Students taking state graduation exam

Published 11:59 pm Wednesday, March 11, 2009

This week, students throughout the state are in the process of proving just how much they’ve learned inside the classroom as they take the Alabama High School Graduation Exam (AHSGE) — a precursor to earning a high school diploma.

To earn a diploma, students must not only earn 24 credit hours of “core classes” like math, reading and science, but they must also pass all five sections of the AHSGE —reading, language, mathematics, science and social studies. Each section is comprised of approximately 100 multiple-choice.

Testing began Monday for students in grades 10-12. Each year, students have the option to take the test four times during the school year.

Bob Harry, special programs coordinator for Andalusia City School System, said the goal of the test is to gauge the education process of the student.

“Students are taught courses of study in each of the core subjects, and they have to meet a proficiency level in each of the content areas,” Harry said. “This test has gone on record as being one of the most rigorous exams in the nation, and students begin preparing early in their academic year to pass it.”

Harry said students first have their first opportunity to take the test in the 10th grade.

“This is what we call a checkpoint,” he said. “If a student passes any of the subject-area tests, they are given a credit for that test. The second test is given in the spring of their 11th grade year. After this test, if they don’t pass, it can be taken again during any subsequent administration.”

Harry said those other chances to take the test occur in the July following 11th grade, September of the 12th grade and March of the 12th grade.

“Really, it’s a pass or fail test,” he said. “You take it until you pass it. You have to pass to get a diploma.”

Opp City Schools Superintendent Michael Smithart said the exam is the ultimate example of “high stakes testing.”

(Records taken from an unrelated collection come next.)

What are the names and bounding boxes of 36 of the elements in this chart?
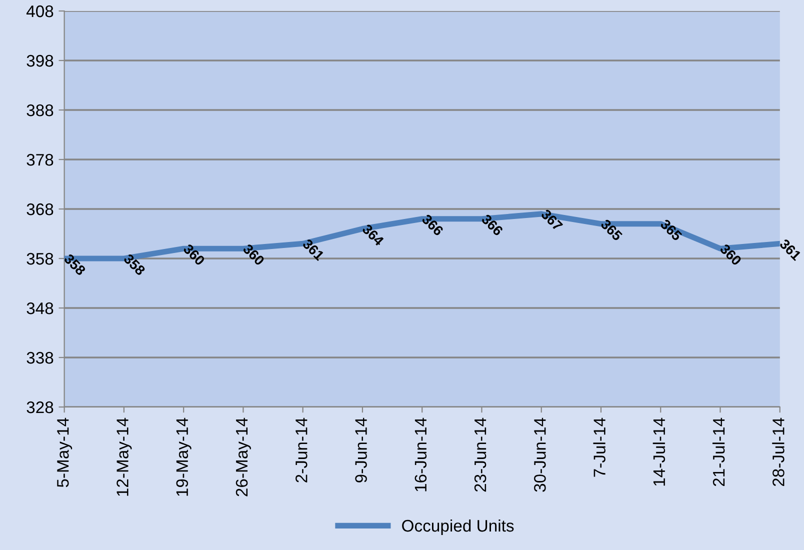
- x-tick-label: 2-Jun-14: [296, 418, 308, 482]
- data-label: 366: [480, 214, 504, 236]
- y-tick-label: 398: [26, 54, 54, 67]
- x-tick-label: 14-Jul-14: [652, 418, 666, 486]
- data-label: 365: [600, 218, 623, 242]
- y-tick-label: 368: [26, 203, 54, 216]
- legend-label: Occupied Units: [402, 519, 514, 535]
- x-tick-label: 28-Jul-14: [772, 418, 784, 486]
- x-tick-label: 7-Jul-14: [593, 418, 606, 477]
- x-tick-label: 5-May-14: [57, 418, 72, 488]
- x-tick-label: 9-Jun-14: [355, 418, 367, 482]
- data-label: 360: [719, 243, 742, 266]
- data-label: 358: [63, 253, 86, 276]
- y-tick-label: 408: [26, 5, 54, 18]
- y-tick-label: 338: [26, 352, 54, 364]
- y-tick-label: 358: [26, 252, 54, 265]
- y-tick-label: 378: [26, 154, 54, 166]
- data-label: 361: [778, 238, 802, 262]
- data-label: 366: [421, 214, 444, 236]
- x-tick-label: 30-Jun-14: [534, 418, 546, 492]
- data-label: 358: [123, 253, 146, 276]
- data-label: 367: [540, 208, 564, 232]
- x-tick-label: 12-May-14: [116, 418, 132, 496]
- data-label: 364: [362, 223, 385, 247]
- data-label: 360: [182, 243, 206, 266]
- y-tick-label: 328: [26, 401, 54, 414]
- x-tick-label: 16-Jun-14: [414, 418, 427, 492]
- x-tick-label: 23-Jun-14: [474, 418, 486, 492]
- y-tick-label: 388: [26, 104, 54, 116]
- x-tick-label: 19-May-14: [176, 418, 192, 496]
- data-label: 365: [660, 218, 683, 242]
- data-label: 360: [242, 243, 266, 266]
- data-label: 361: [302, 238, 325, 262]
- y-tick-label: 348: [26, 302, 54, 314]
- x-tick-label: 21-Jul-14: [712, 418, 725, 486]
- x-tick-label: 26-May-14: [236, 418, 251, 496]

“I realize that we as school districts are measured based upon the results of those taking the test, but for an individual student the stakes are much higher,” he said. “Our job is to make certain our students have the best opportunity we can provide to be successful on the AHSGE. In addition to the regular classroom where the content is initially taught, we offer both in-school and after-school remediation as well as one-on-one with our graduation coach.”

Students are allowed to take the test until they pass it. There is an option available for those who do not pass the AHSGE — the Alabama Alternate Adult High School Diploma. Students must pass required course credits and take and pass the Test of General Educational Development (GED) to get this diploma.

The testing will conclude on Friday.